Protesters in several cities have spoken very differently. Convinced of Trump’s virulent bigotry, they view his presidency as a direct danger to women and to immigrant communities. Pursuing this to what they take to be its logical consequence, they have rejected the very legitimacy of a Trump presidency (under the slogans #notmypresident or #nevermypresident). One Austin city councilor, rejecting the call for healing, called for immediate protests, strikes and civil disobedience, and said that if Trump came to town he would refuse to shake his hand.
Those advocating charity think that to play by the constitutional rules, we have to presume that those who hold office mean well and can, with help, do the right thing. The less charitable regard the president-elect as fundamentally corrupt, unfit or malicious. They furthermore think that this provides grounds for rejecting the soon-to-be president’s authority, for not acknowledging him as truly or properly holding the office.
There are good reasons to believe that both these attitudes are confused and mistaken. They conflate a president’s legitimate authority with his or her competence, virtue or justice. My research on David Hume’s political thought — derived from that great philosopher and historian’s reflections on hundreds of years of history — suggests that the whole point of a constitutional system is to ensure that questions of legitimate authority have essentially nothing to do with questions of competence, virtue or even justice.
This seems counterintuitive. But then, constitutional government is counterintuitive. It might seem more natural for people to come together and pick the leader who seems to be the best because he or she is smartest, strongest, wisest, most pious, related to previous leaders by blood or marriage, or some combination. But though this method seems to come naturally, both intuitively and historically, it is not good. Except in tiny societies, people won’t know the prospective leaders personally, and will have to rely on chancy reputation. More problematically, people are likely to disagree over who is the best leader, especially in diverse societies divided by religion, culture and ethnic identity. Indeed, these disagreements may easily lead to war between different factions, each with its own preferred leader or petty warlord.
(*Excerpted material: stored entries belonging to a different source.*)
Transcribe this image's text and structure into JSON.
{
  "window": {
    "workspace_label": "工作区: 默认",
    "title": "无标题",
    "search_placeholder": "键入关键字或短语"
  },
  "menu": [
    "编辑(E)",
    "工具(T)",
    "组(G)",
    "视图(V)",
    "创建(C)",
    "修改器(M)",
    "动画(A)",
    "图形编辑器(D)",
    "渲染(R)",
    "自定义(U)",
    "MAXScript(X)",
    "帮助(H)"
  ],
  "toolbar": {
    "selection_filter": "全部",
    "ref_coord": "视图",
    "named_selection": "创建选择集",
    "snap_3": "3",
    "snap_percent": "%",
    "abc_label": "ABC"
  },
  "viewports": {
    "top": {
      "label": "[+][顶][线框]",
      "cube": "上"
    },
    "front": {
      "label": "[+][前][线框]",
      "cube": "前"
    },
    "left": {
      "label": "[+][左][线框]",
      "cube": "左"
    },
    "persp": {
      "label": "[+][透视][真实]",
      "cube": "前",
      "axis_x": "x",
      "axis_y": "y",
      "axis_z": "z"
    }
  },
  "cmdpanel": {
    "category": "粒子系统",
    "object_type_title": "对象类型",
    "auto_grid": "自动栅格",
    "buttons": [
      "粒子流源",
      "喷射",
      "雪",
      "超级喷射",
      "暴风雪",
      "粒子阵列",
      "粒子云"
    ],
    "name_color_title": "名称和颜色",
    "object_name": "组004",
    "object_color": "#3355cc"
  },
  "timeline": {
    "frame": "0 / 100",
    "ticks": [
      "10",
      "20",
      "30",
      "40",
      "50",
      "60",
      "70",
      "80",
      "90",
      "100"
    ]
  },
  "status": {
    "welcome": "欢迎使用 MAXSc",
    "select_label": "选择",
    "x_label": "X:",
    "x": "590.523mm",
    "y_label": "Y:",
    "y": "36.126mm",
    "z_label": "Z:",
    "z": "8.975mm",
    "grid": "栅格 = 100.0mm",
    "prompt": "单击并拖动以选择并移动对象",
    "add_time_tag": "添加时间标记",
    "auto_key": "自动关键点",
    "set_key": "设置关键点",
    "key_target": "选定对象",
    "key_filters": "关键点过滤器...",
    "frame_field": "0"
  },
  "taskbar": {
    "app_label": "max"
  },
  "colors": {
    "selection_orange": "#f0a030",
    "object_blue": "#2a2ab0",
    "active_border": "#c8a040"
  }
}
This is why civilized government requires that we come to accept — through a mix of accident, reflection, habit and bitter experience — a set of rules for choosing leaders. Our attachment to such rules has to be stronger than our attachment to our favored choices themselves. When, and only when, that’s the case, we can say that the government is constitutional rather than based on “personal” authority.
Hume portrays hereditary monarchy as one big step toward constitutionalism. It may seem crazy for people to accept a monarch’s son or daughter as the next monarch, regardless of his or her personal qualities. It seems less crazy once we realize that the alternative was a set of wars over which member of the royal family had superior personal qualities. In Hume’s view, this is why the seven Anglo-Saxon kingdoms ultimately became one, called “England”: The other six royal families, lacking clear rules of hereditary succession, killed themselves off in games of thrones.
While hereditary monarchy beats civil war, our current method of choosing leaders — constitutional, representative democracy — beats monarchy. Because leaders are chosen through votes, not birth, we can hope that they will be roughly responsive to popular demands. And because their rule is limited, rather than absolute, the costs of ending up with the wrong leader are lower than they were under Henry the Eighth.
But there still is a basic difference between submitting to a leader toward whom we feel love, admiration or trust, and submitting to a set of rules for choosing leaders toward whom we may feel none of these things.
We must, therefore, accept that the figure named by our accepted procedure gets to serve as our leader even if we personally think that person unfit for, or unworthy of, the job. We think we want charismatic leaders. The problem is that one person’s charismatic model of all the virtues is another person’s thuggish dolt. Once the rules select a winner, citizens must accept that that person is entitled to hold the office (on a constitutional or procedural level) even if we think he or she absolutely doesn’t (on a substantive level) deserve to.
From one perspective, this is deeply frustrating. At best, our relationship to our leaders will rarely be one of fervent personal attachment (because we rarely get our first choice). At worst, the system demands that we proclaim and practice allegiance to leaders who strike us as malicious or foolish.
Yet this distinction between procedural legitimacy and substantive virtue can also be liberating. As long as one accepts the election result — with the proviso that the winner respect constitutional laws and conventions — one is not required to feel, or even feign, admiration for our leaders themselves, nor to support anything they would like to accomplish. A constitutional system does not require that people agree on either our leaders’ personal qualities or their political goals. Though we must accept the authority of leaders we thoroughly hate, we are also free to thoroughly hate those placed in authority.
Of course, there may remain reasons to work across lines of hatred for particular purposes where shared interest or the public good requires it. Democrats promising to work with Trump on his infrastructure proposals are presumably thinking pragmatically in this way. It may also be that people making statements that presume that the new leader has good intentions are subtly warning that they will oppose him if their presumptions are disappointed.
Obama’s and Clinton’s speeches, read carefully, may just be more polite versions of Bernie Sanders’ characteristically pugnacious statement that progressives will work with Trump “to the degree that he is serious” about pursuing policies that help working families, but “will vigorously oppose him” if his policies are “racist, sexist, xenophobic and anti-environment.”
But these political choices are strategic and rhetorical. They are not matters of constitutional ethics. Constitutional citizenship requires that we unequivocally accept the results of an election that our preferred candidate loses — and no more. When protesters say “not my president” or “Dump Trump,” they are breaching constitutional norms. But if they say instead (as many do) “F‑‑‑ Trump,” they are respecting such norms.
Constitutionalism allows them to hate and oppose Trump as much as they want, as long as they recognize that he is president. It is precisely because everyone is required to respect the rules of the game that no one is required to respect the winner.